Приятели пошли за Камешковым. Они облюбовали свободную ячейку, присели на корточки, свернули цигарки, прикурили от «катюши» Агеева.
— А знаете, кто вчера был у нас в землянке? — заговорил Камешков. — Парторг батальона Афонин Иван Федорович. Хороший человек, скажу я вам. Ну кто я для него? Боец, как и все вокруг. Так нет же, заметил, что я… ну, в общем, был не в своей тарелке, и с душой ко мне подошел…
Камешков глотнул табачного дыма.
— А потом повел к подбитому «тигру», вон там стоит. — Камешков махнул рукой вдоль передовой. — Долго лазили вокруг этого чудища, жуть! А снаряд наш — насквозь просадил. Выходит, наша-то сила одолела немецкую…
Рассказал, как Афонин показывал ему приемы борьбы с немецким танком, наиболее уязвимые у него места. И выходило, что не только снарядом его можно поразить, но и гранатой противотанковой, и бутылкой с горючей смесью.

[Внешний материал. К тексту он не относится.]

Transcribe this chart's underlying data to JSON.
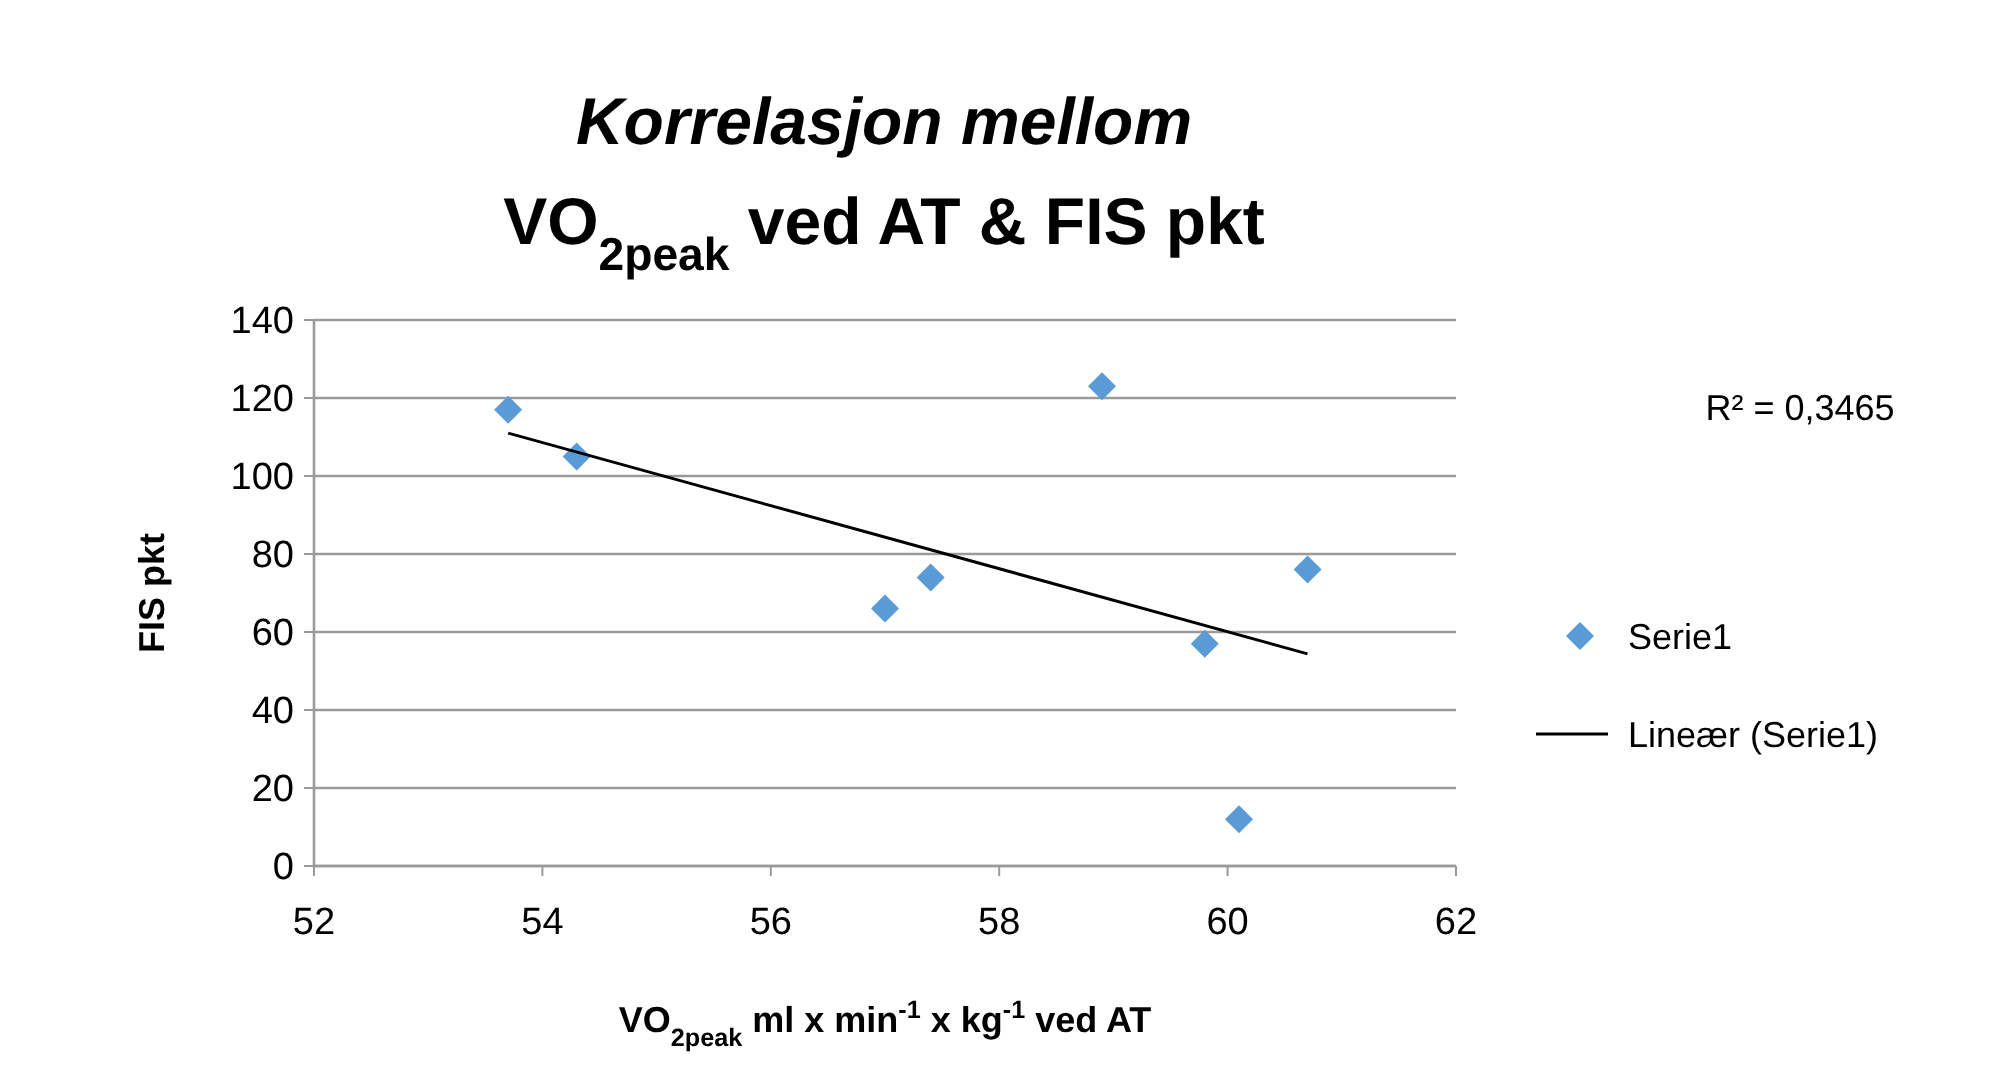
{
  "chart_data": {
    "type": "scatter",
    "title": "Korrelasjon mellom",
    "subtitle": "VO$_{2peak}$ ved AT & FIS pkt",
    "xlabel": "VO$_{2peak}$ ml x min$^{-1}$ x kg$^{-1}$ ved AT",
    "ylabel": "FIS pkt",
    "xlim": [
      52,
      62
    ],
    "xticks": [
      52,
      54,
      56,
      58,
      60,
      62
    ],
    "ylim": [
      0,
      140
    ],
    "yticks": [
      0,
      20,
      40,
      60,
      80,
      100,
      120,
      140
    ],
    "grid": "y",
    "legend": "right",
    "marker": "diamond",
    "annotations": [
      "R² = 0,3465"
    ],
    "series": [
      {
        "name": "Serie1",
        "color": "#5b9bd5",
        "x": [
          53.7,
          54.3,
          57.0,
          57.4,
          58.9,
          59.8,
          60.1,
          60.7
        ],
        "values": [
          117,
          105,
          66,
          74,
          123,
          57,
          12,
          76
        ]
      },
      {
        "name": "Lineær (Serie1)",
        "type": "line",
        "color": "#000000",
        "marker": "none",
        "line_style": "solid",
        "x": [
          53.7,
          60.7
        ],
        "values": [
          111,
          54.4
        ]
      }
    ]
  }
}
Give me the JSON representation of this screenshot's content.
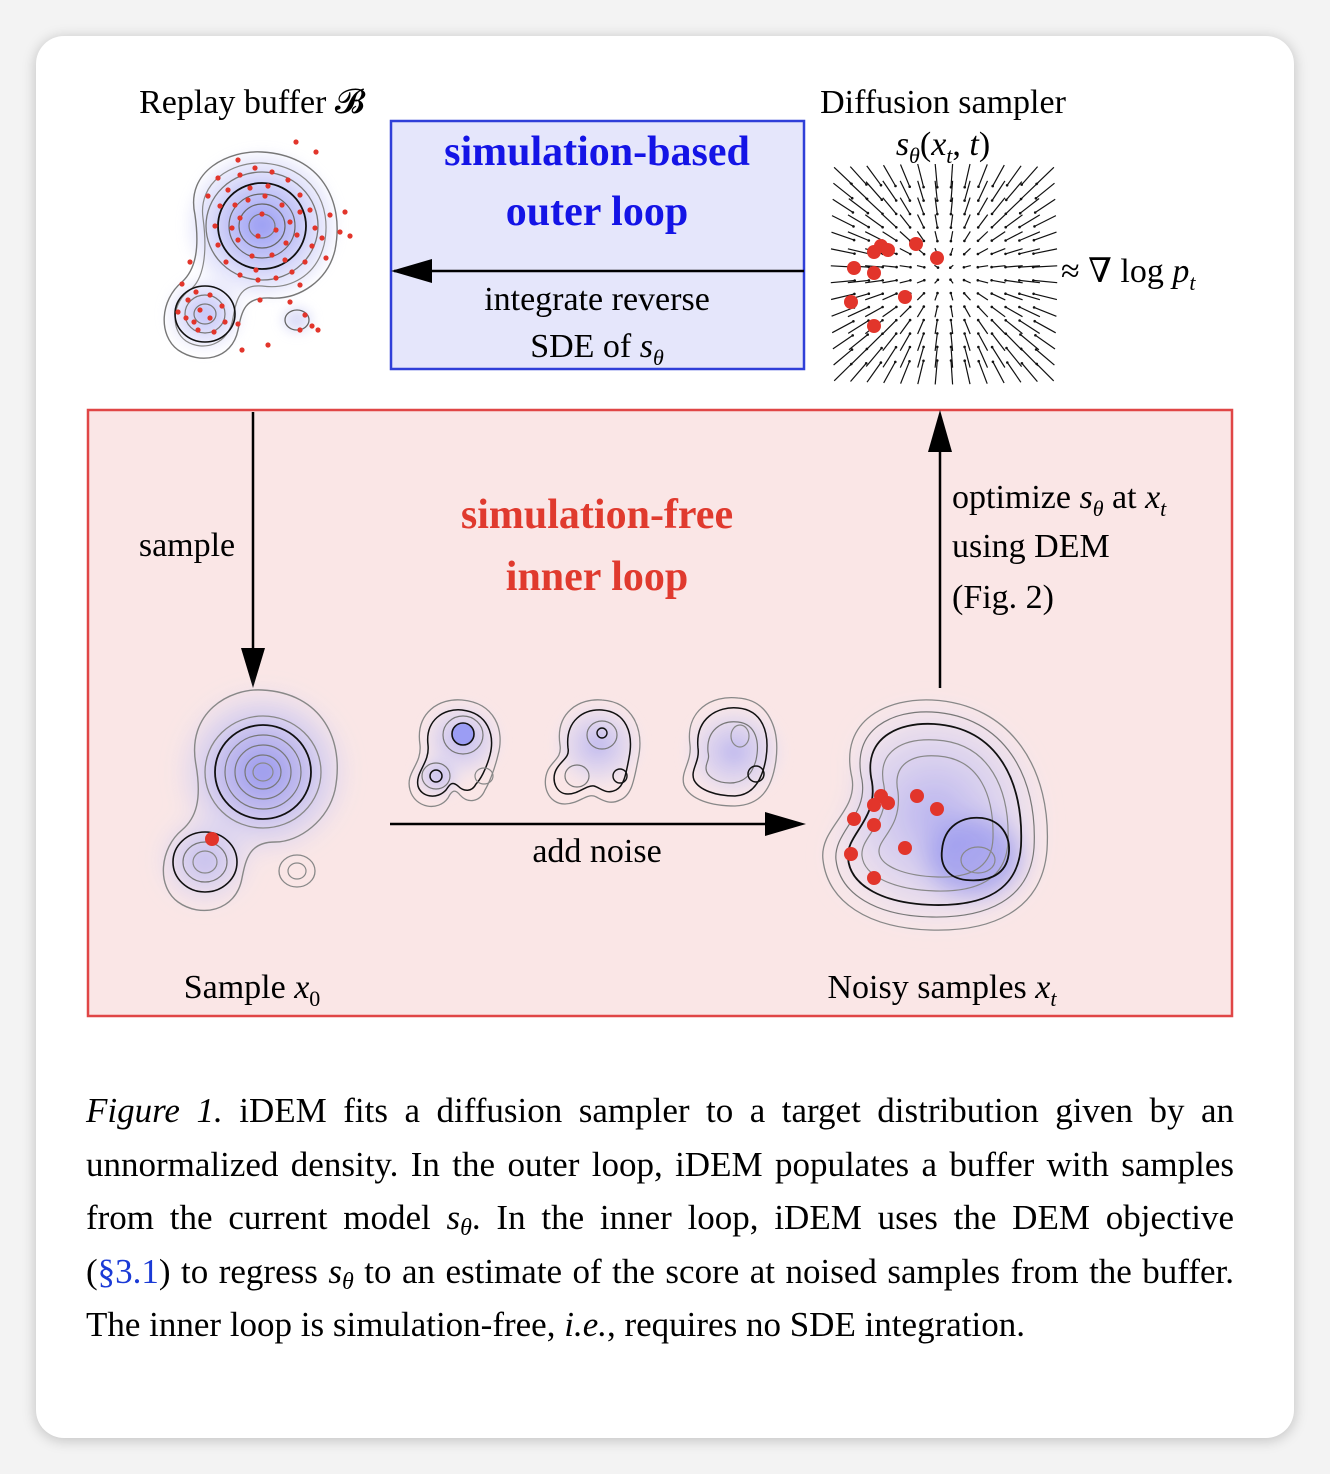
{
  "figure": {
    "replay_buffer_label": "Replay buffer 𝓑",
    "outer_loop": {
      "title_line1": "simulation-based",
      "title_line2": "outer loop",
      "arrow_label_line1": "integrate reverse",
      "arrow_label_line2": "SDE of sθ"
    },
    "diffusion_sampler": {
      "title": "Diffusion sampler",
      "formula": "sθ(xt, t)",
      "approx": "≈ ∇ log pt"
    },
    "inner_loop": {
      "title_line1": "simulation-free",
      "title_line2": "inner loop",
      "sample_label": "sample",
      "add_noise_label": "add noise",
      "optimize_line1": "optimize sθ at xt",
      "optimize_line2": "using DEM",
      "optimize_line3": "(Fig. 2)",
      "sample_x0_label": "Sample x0",
      "noisy_samples_label": "Noisy samples xt"
    },
    "colors": {
      "outer_box_fill": "#e5e6fb",
      "outer_box_border": "#2f3fd8",
      "outer_title": "#1414e6",
      "inner_box_fill": "#fae6e6",
      "inner_box_border": "#e04646",
      "inner_title": "#e03a2e",
      "sample_dot": "#e2352b",
      "density_fill": "#8a8cf2"
    }
  },
  "caption": {
    "lead": "Figure 1.",
    "part1": "iDEM fits a diffusion sampler to a target distribution given by an unnormalized density. In the outer loop, iDEM popu­lates a buffer with samples from the current model",
    "s_theta": "sθ",
    "part2": ". In the inner loop, iDEM uses the DEM objective (",
    "ref": "§3.1",
    "part3": ") to regress",
    "part4": "to an estimate of the score at noised samples from the buffer. The inner loop is simulation-free,",
    "ie": "i.e.",
    "part5": ", requires no SDE integration."
  }
}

— Хотите верьте, хотите нет, но Афонин во мне что-то перевернул. И кажется мне что не кто-то другой, а я тот танк ухлопал. Если на меня «тигр» попрет, теперь я знаю, как его надо встречать…
Мы с сержантом Ткаченко и после этого не спускали глаз с Камешкова: как говорится, помогали найти себя. Как-то я обходил взводные позиции, проверяя оборудование траншей, окопов, маскировку. Возле Камешкова задержался. Тот хлопотал в своем окопе. Как было приказано, он вырыл ячейку полного профиля, углубил ближайший к нему участок траншеи и теперь старательно маскировал его, набрасывая на бруствер сухие кукурузные стебли.
— Однако занятно, догадается противник, где у Камешкова оборона проходит? — послышался вдруг знакомый голос.
— Не-е, товарищ гвардии младший лейтенант, теперь и комар носа не подточит, — с улыбкой отвечал Камешков.
Афонин авторитетно сказал:
— Порядок. Хороший окоп — почти победа в бою.
Он еще раз оглядел ячейку Камешкова, удовлетворенно хмыкнул:
— Послушай, землячок, одолжи-ка мне свою лопаточку…
— Возьмите. — Камешков протянул Афонину малую саперную лопатку. — Зачем она вам?
— А вот сейчас увидишь…
И метрах в пяти от окопа Камешкова он начал вырезать ячейку, говоря:
— Ты что думаешь, землячок, сам вон как в землю зарылся, а другие пусть на лету хватают немецкие осколки да пули? Шалишь, брат, я тоже не хочу до срока без головы остаться, она мне еще пригодится.